Europe

Russia envoy 'regrets' offending Poles in WW2 spat

Russian Ambassador to Poland Sergey Andreyev seen leaving the Polish foreign ministry (28 Sept) Image copyright EPA
Image caption Mr Andreyev, who blamed Poland for its poor relations with Russia, was adamant he was not retracting his comments

Russia's ambassador to Poland, Sergey Andreyev, has said he meant no offence when he appeared to suggest Poland was partly to blame for the start of World War Two.

Ties have sharply deteriorated in recent years, and the government in Warsaw has sharply criticised Russia's conduct in Ukraine.

But Mr Andreyev's interpretation of history brought relations to a new low.

He told reporters his remarks had not been "sufficiently precise".

The ambassador was speaking outside the Polish foreign ministry, after he was summoned over his comments on Polish TV channel TVN24 on Friday.

'No expulsion'

However, his comments to Russian media later made clear that there was unlikely to be any immediate improvement in relations.

"I am not retracting my remarks, I am simply making a clarification because they were misinterpreted," he said, adamant that he was referring not to the start of the war but to the catastrophe in Poland.
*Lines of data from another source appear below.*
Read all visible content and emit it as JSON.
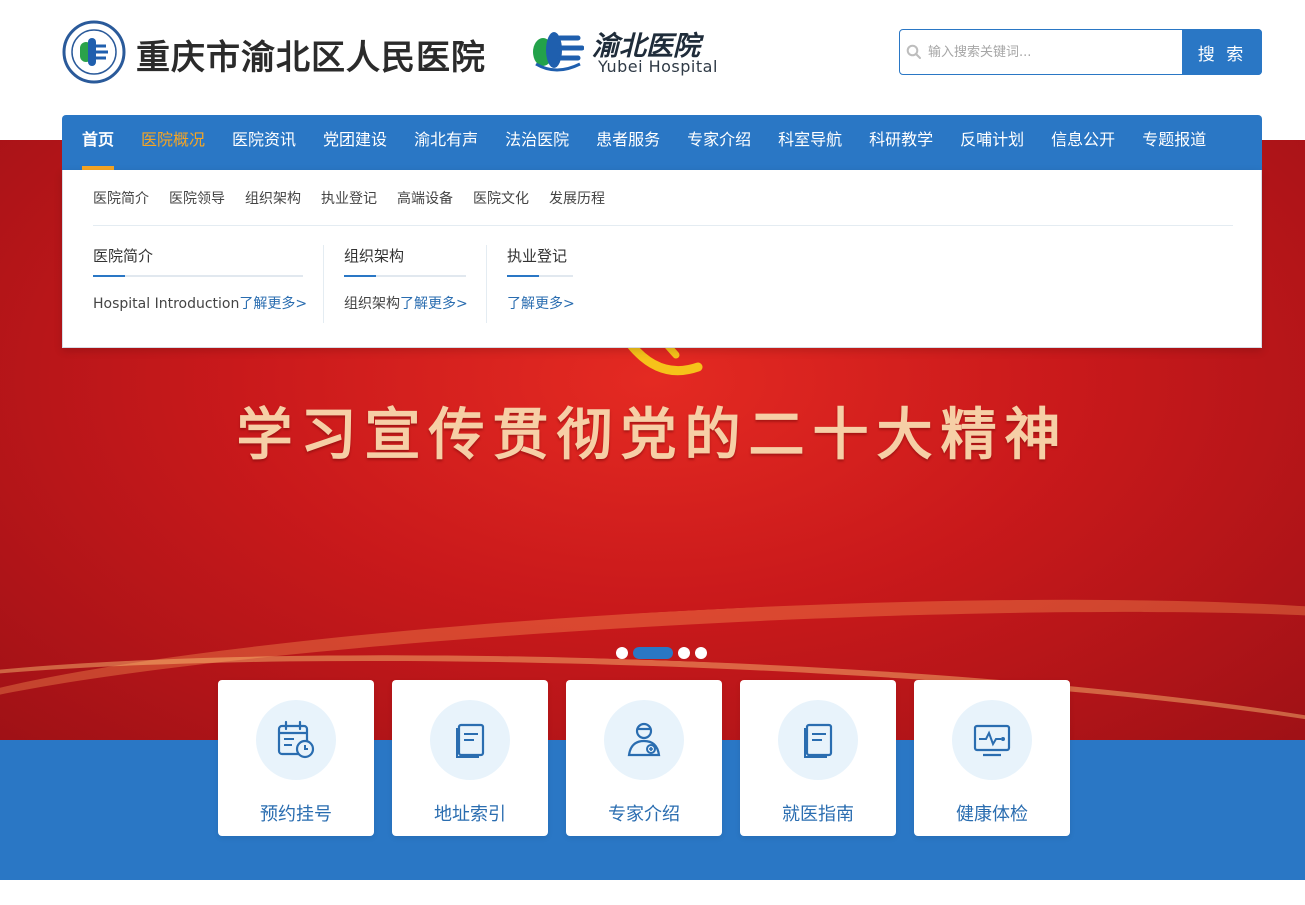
{
  "header": {
    "hospital_name": "重庆市渝北区人民医院",
    "logo_cn": "渝北医院",
    "logo_en": "Yubei Hospital"
  },
  "search": {
    "placeholder": "输入搜索关键词...",
    "button_label": "搜 索"
  },
  "nav": {
    "items": [
      {
        "label": "首页"
      },
      {
        "label": "医院概况"
      },
      {
        "label": "医院资讯"
      },
      {
        "label": "党团建设"
      },
      {
        "label": "渝北有声"
      },
      {
        "label": "法治医院"
      },
      {
        "label": "患者服务"
      },
      {
        "label": "专家介绍"
      },
      {
        "label": "科室导航"
      },
      {
        "label": "科研教学"
      },
      {
        "label": "反哺计划"
      },
      {
        "label": "信息公开"
      },
      {
        "label": "专题报道"
      }
    ]
  },
  "dropdown": {
    "sub_links": [
      "医院简介",
      "医院领导",
      "组织架构",
      "执业登记",
      "高端设备",
      "医院文化",
      "发展历程"
    ],
    "columns": [
      {
        "title": "医院简介",
        "desc": "Hospital Introduction",
        "more": "了解更多>"
      },
      {
        "title": "组织架构",
        "desc": "组织架构",
        "more": "了解更多>"
      },
      {
        "title": "执业登记",
        "desc": "",
        "more": "了解更多>"
      }
    ]
  },
  "banner": {
    "title": "学习宣传贯彻党的二十大精神",
    "slide_count": 4,
    "active_slide": 2
  },
  "quick_links": [
    {
      "label": "预约挂号",
      "icon": "calendar-clock-icon"
    },
    {
      "label": "地址索引",
      "icon": "document-icon"
    },
    {
      "label": "专家介绍",
      "icon": "doctor-icon"
    },
    {
      "label": "就医指南",
      "icon": "guide-book-icon"
    },
    {
      "label": "健康体检",
      "icon": "monitor-pulse-icon"
    }
  ],
  "colors": {
    "primary": "#2a77c5",
    "accent": "#f5a524",
    "banner_red": "#c9191b",
    "text_gold": "#f6cfa6"
  }
}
There had been no discussion about his possible expulsion from Poland, he added.

A Polish official said that during the meeting it was noted that the envoy's remarks had been "untrue and contrary to the findings of Polish and Russian historians". He said the Russian parliament itself had in 2010 directly blamed Soviet dictator Josef Stalin for ordering the 1940 massacre of 20,000 Polish prisoners of war at Katyn.
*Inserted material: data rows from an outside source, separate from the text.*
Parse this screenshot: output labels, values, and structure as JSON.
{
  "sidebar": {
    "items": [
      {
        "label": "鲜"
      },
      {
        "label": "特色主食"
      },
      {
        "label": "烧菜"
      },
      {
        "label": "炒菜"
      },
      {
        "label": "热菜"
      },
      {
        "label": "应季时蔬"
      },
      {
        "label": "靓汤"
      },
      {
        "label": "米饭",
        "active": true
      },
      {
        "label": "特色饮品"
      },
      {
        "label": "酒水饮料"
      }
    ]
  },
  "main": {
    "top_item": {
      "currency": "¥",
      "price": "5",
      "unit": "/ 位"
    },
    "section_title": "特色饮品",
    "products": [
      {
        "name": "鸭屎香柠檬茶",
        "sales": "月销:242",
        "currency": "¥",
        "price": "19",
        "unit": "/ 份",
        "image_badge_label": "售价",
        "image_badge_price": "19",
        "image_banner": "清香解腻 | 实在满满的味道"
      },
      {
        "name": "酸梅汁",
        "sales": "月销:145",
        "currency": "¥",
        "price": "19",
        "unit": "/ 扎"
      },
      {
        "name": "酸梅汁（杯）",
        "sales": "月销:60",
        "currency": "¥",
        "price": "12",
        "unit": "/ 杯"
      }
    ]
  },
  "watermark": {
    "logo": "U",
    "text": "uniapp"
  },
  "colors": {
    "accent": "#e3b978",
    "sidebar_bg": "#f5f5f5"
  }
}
Image copyright Getty Images
Image caption Germany invaded western Poland on 1 September and the USSR entered the east of the country 16 days later

Mr Andreyev had argued that Poland was partly responsible for what happened in September 1939, because "during the 1930s Poland repeatedly blocked the formation of a coalition against Hitler's Germany".

The war erupted in September 1939 when Nazi Germany invaded Poland from the west, little over a week after the USSR and Germany signed the Molotov-Ribbentrop pact. Soviet forces entered Poland from the east that same month, as part of the secret agreement.

Mr Andreyev had also suggested that the Soviet invasion was "to ensure the safety of the USSR" and was not an aggressive act.

Polish Prime Minister Ewa Kopacz pointed out at the weekend that "even children in Poland know that neither Ribbentrop nor Molotov was Polish", condemning the Nazi-Soviet carve-up of her country.

The ambassador's interview on Friday was broadcast hours after Poland's ambassador to Moscow, Katarzyna Pelczynska-Nalecz, was herself summoned to the Russian foreign ministry because the graves of 57 Soviet soldiers were vandalised at a cemetery in Milejczyce in north-eastern Poland. The vandalism was strongly condemned by the Polish government.

Russia is also angry that Polish officials this month removed a brass relief of a wartime Soviet general, Ivan Chernyakhovsky, from a monument in northern Poland.